Write Better Titles & Descriptions
Write those precise titles and repeat the important keywords throughout your content. Don't just copy and paste the keywords a bunch of times. Search bots can't be fooled that easily. Instead, write thoughtful, meaningful descriptions of your video that utilize the keywords in a reader-friendly way. Don't forget that while we're trying to optimize our content for search engines, we should always optimize for human readers first and foremost.
In addition to YouTube distribution, you can also go a step further and embed your YouTube video in your website or blog. Doing so will allow you to write even more content around your video which search bots will crawl and catalog accordingly. Blogs are a great way to add more depth to your descriptions and add more context to your videos. These blog entries can also return in search results and in many cases may perform better than just the video on YouTube.
Links Are Critical in Relevancy and Importance
How do you get links to your content? The simple answer is to create compelling, great video, and ideally, it will happen organically. People on the web are always looking to share great content on their sites, but you also need to do some leg-work and find people who would like to be link partners with you. Link partners agree to share a link for a link. Back to our dog show example, you could agree to share links with a local dog groomer. They put a link on their dog grooming site to your video, and you put a link on your blog to their dog grooming website. Try to find partners who have well-established websites with relevant content. Also, make sure the text in the link is based on your keywords. A link that says "see this cool video" is not as meaningful as a link that says "2011 Sacramento Dog Show Winners." Search engines also look at the names of links to build its understanding of what you have to offer.
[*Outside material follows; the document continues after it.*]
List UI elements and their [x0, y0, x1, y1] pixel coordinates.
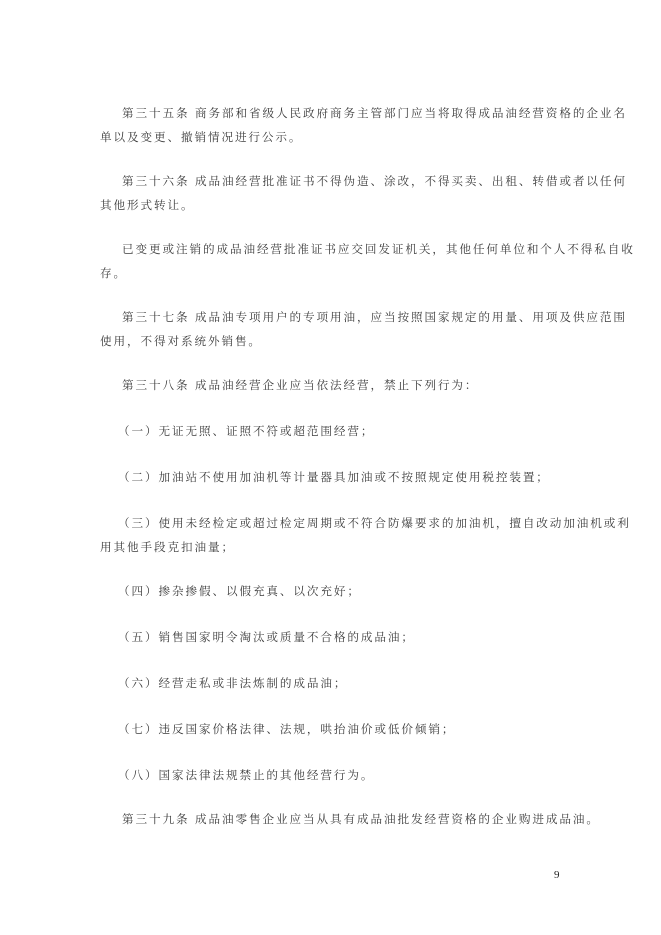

With these search engine optimization tips and a commitment to make high-quality productions, you'll be on your way to being found in search results. Good web producers name their productions using informative and descriptive text, they write thoughtful, meaningful descriptions of their videos and they find partners on the web who would love to share video via a link (reciprocal, of course). Ideally, if you create compelling content, focused in your niche of expertise, much of the signifiers that determine great video will happen organically. So, go forth and make great video!
Sidebar: Building Link Partnerships
You can establish partnerships by reaching out to colleagues, friends, family or webmasters of other sites. You can also find web services devoted to helping you establish links, but do this cautiously as some search engines frown upon the practice when the links are coming from web sources that primarily only do link building. In many cases, search engines view these services as links to spam and it can actually hurt your search rankings. Make sure your partnerships are legitimate and are good for both audiences. Remember, it's the human readers we're going after first and foremost. If it's good content for the human readers, than the search engines will likely see it that way too.
Contributing columnist Mark Montgomery is a web content specialist and produces instructional videos for a leading web application developer.